Our suggested solution: Difficulty will be PPPBlkBlkBlkBlkBlk. 2 Blacks for near total darkness, 1 for water, 1 for heat, 1 for Jimmy not staying still and letting you work.
Situation 3) George goes down with At the Brink as well. You're on a dirt mountain road next to the remains of your burning speeder, in broad daylight, it's snowing. Imperial Snowtroopers are shooting at all of you, George is actively returning fire. You all remembered to wear cold weather clothing.
Your proposed solution: The Difficulty will be PPPBlkBlk, with the 2 Blacks added because "you're in combat."
Our suggested solution: Difficulty is PPPBlkBlkBlk, with 1 Black for being caught in the open and trying not to get shot while working, 1 Black for the snow always needing to be brushed away, 0 Black for the cold (good planning bringing those parkas!) and 1 Black because George isn't cooperating because he's too busy trying to kill Snowtroopers.
See, if you apply the situation and environmental effects, you'll usually get about the same resultant difficulties you want, but it'll have attributable reasons that the players can manipulate.
There's a Setback because of snow, drag George out of the snow and the setback goes away. Your in the open, drag George out of the line of fire and that's another setback gone.
If you just arbitrarily apply setbacks for "being in combat" then it looks like you're picking on the players for being in combat in the first place, because there's nothing the players can do about it other than end combat.
Finally, if your plan is to give setback for environment and arbitrarily for being in combat, run the probabilities. It might be kinder to just ban the healing of crits in combat altogether than to drop 4-6 setback on every attempt and give the players hope.
Great post, Ghostofman. I added the extra ‘f’ because you left it off when you said “..pop the lock of an access hatch..”
I didn’t mean to make it seem no other Blks would apply.
Your character is in combat: being shot at, or being swung at. Your character gets knocked silly. Another character wants to come up and get your character back to full strength. Now, if another character wants to get your character out of the fight by distance or by cover, the roll would be as judicated by the crit severity. If the other character wanted to heal the crit while your character is actively engaged in combat, I believe your propaosal calls for only One Setback. My line of thinking is combat acts as an environamnetal condition at least as far as Setbacks are defined. So, I agree with you there. The place I’m trying to get to, is this situation:
Silo the Selonian gets whacked, mechanically suffers the Hard Crit of Horrific Injury which temporarily reduces a random Chatacteristic by One while engaged with an Iquisitor. Chief McKallen rushes up to help his companion. PPPBlk or PPRBlk?

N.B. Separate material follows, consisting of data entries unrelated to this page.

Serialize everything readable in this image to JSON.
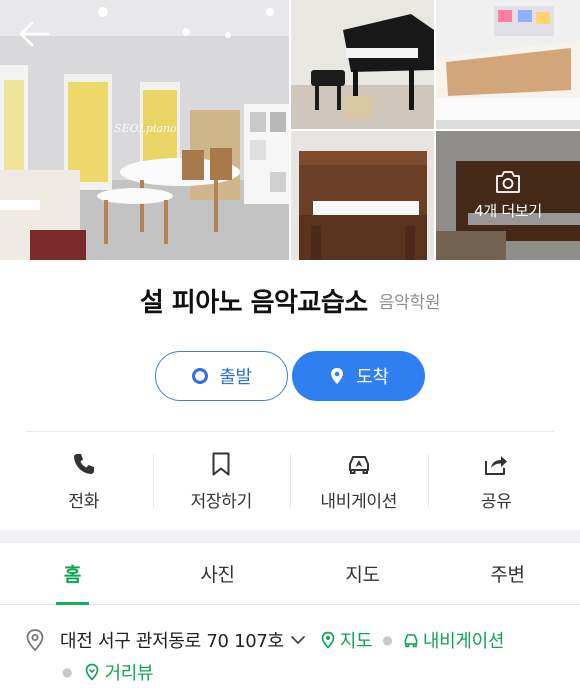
{
  "gallery": {
    "watermark": "SEOLpiano",
    "more_label": "4개 더보기",
    "back_icon": "arrow-left-icon",
    "camera_icon": "camera-icon"
  },
  "place": {
    "name": "설 피아노 음악교습소",
    "category": "음악학원"
  },
  "route": {
    "start_label": "출발",
    "dest_label": "도착",
    "accent": "#2f7ff0"
  },
  "actions": [
    {
      "label": "전화",
      "icon": "phone-icon"
    },
    {
      "label": "저장하기",
      "icon": "bookmark-icon"
    },
    {
      "label": "내비게이션",
      "icon": "car-navigation-icon"
    },
    {
      "label": "공유",
      "icon": "share-icon"
    }
  ],
  "tabs": [
    {
      "label": "홈",
      "active": true
    },
    {
      "label": "사진",
      "active": false
    },
    {
      "label": "지도",
      "active": false
    },
    {
      "label": "주변",
      "active": false
    }
  ],
  "address": {
    "text": "대전 서구 관저동로 70 107호",
    "map_link": "지도",
    "navi_link": "내비게이션",
    "street_link": "거리뷰",
    "link_color": "#11a451"
  }
}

Dammit. Should be GhostofFman.
Also- ..combat acts as an environmental condition.
On 7/31/2018 at 12:53 PM, WolfRider said:What about having painkiller stimpack ? It doesn't heal any wounds, critical or not, but allow a character to ignore the pain from wounds and act like if he was at full health.
This item exists in the Forged in Battle sourcebook in the form of Nullicaine. Patient suffers some strain but gets to ignore the critical injury for the rest of the encounter.